Rowley is tasked with reviewing the force’s technology operations ahead of its technology strategy, which is due to be published in the summer. System duplication and a lack of interoperability means police are inputting names up to 12 times when recording crime details, he said. 

“The capital requirements to get through this period may well be greater than what our capital historic spend will be on a routine basis of technology,” said Rowley.

The Budget and Performance Committee is currently reviewing how the Met can improve its use of technology while cutting operational IT spending by £42m in 2014-15 and by a further £60m in 2015-16. 

Rowley said the ambition to cut £60m in 2015-16 from the IT operational budget was eminently achievable. “I’m not worried about where we are trying to get to – the scale is challenging and having to do it quickly is going to be tricky.”

The Met has the second highest spend on IT per policing organisation, according to Rowley, with 85% of that going on keeping the lights on. He said the force could not justify spending above average on technology, as a large organisation that should benefit from economies of scale.

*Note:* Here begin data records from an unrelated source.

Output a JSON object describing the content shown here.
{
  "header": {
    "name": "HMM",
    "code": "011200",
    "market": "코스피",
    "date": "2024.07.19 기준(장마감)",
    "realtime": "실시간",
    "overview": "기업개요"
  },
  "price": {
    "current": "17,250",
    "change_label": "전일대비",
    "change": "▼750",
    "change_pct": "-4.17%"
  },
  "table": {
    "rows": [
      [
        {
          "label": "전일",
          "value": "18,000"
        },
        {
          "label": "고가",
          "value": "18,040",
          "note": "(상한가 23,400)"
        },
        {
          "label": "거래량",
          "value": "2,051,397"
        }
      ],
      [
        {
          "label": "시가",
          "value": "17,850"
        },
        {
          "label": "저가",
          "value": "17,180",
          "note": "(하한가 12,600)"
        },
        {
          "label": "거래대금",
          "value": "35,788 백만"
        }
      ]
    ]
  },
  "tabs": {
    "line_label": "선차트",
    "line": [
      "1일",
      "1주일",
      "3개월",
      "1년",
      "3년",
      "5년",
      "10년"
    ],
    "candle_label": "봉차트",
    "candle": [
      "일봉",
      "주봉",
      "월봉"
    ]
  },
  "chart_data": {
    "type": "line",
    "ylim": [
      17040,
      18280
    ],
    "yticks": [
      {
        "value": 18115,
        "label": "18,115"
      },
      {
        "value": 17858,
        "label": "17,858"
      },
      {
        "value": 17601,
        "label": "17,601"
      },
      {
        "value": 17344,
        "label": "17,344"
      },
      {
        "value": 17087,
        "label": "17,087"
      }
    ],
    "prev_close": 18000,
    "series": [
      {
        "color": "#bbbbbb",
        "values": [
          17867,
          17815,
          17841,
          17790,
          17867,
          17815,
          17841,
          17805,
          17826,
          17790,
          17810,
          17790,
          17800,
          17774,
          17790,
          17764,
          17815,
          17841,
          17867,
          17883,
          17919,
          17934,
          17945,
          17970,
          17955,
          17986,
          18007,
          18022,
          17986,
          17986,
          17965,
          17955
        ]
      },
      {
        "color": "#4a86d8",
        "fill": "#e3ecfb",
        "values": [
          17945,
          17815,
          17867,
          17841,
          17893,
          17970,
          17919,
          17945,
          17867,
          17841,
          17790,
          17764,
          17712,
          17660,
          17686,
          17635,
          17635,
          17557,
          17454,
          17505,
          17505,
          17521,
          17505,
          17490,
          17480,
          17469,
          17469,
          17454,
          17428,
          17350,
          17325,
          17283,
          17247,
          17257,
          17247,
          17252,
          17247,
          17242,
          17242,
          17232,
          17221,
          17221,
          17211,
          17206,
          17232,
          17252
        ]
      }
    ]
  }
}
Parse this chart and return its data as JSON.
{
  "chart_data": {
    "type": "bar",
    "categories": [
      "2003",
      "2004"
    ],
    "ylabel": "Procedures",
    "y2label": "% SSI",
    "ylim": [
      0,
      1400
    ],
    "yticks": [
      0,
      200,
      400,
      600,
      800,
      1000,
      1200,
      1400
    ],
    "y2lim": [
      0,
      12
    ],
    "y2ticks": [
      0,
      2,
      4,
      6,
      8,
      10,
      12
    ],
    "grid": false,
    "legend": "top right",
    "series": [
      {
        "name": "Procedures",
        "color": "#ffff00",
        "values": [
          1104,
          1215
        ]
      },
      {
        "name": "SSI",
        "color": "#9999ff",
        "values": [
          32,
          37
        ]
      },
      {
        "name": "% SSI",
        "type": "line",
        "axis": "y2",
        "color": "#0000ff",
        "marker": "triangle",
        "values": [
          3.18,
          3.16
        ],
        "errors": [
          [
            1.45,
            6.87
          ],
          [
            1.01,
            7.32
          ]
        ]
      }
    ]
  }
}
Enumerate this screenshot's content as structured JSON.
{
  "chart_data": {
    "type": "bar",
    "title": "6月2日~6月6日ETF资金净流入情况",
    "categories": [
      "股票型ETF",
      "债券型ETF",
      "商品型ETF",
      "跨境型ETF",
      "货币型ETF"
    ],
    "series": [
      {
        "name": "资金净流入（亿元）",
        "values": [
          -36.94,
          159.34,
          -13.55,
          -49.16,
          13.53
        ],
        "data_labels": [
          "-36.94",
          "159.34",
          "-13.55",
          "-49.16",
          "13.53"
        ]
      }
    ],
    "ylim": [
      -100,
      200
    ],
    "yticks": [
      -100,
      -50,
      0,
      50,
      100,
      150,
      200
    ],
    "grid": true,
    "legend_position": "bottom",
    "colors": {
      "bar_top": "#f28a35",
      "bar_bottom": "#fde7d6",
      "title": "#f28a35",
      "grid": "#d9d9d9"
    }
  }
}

“We have an expensive technology function keeping the system going, rather than innovating and supporting the front line," he said. “We have a collection of systems that are individual good ideas wired together over 40 years. Even the language the systems are written in – most people who can write that language are nearing retirement. It is slightly frightening.

“We need a fundamental root and branch reform to be more efficient and better at crime fighting,” Rowley told the committee.

The Metropolitan Police has not had a technology strategy that has passed muster until now, he said: “Part of strategy going forward is the police need to get out of building their own machines. The smart devices are out there."

Rowley said the renewal of outsourcing contracts in the next three years would help to reduce expenditure.

It comes as Rowley plans to roll out smartphones among frontline staff to improve efficiency.

“We all have better kit that we can buy in a phone shop than we get supplied with at work, and that can’t be right,” he said.

Although mobile data terminals in cars and PDAs currently serve their purpose, the technology is becoming too bespoke and outdated, Rowley added.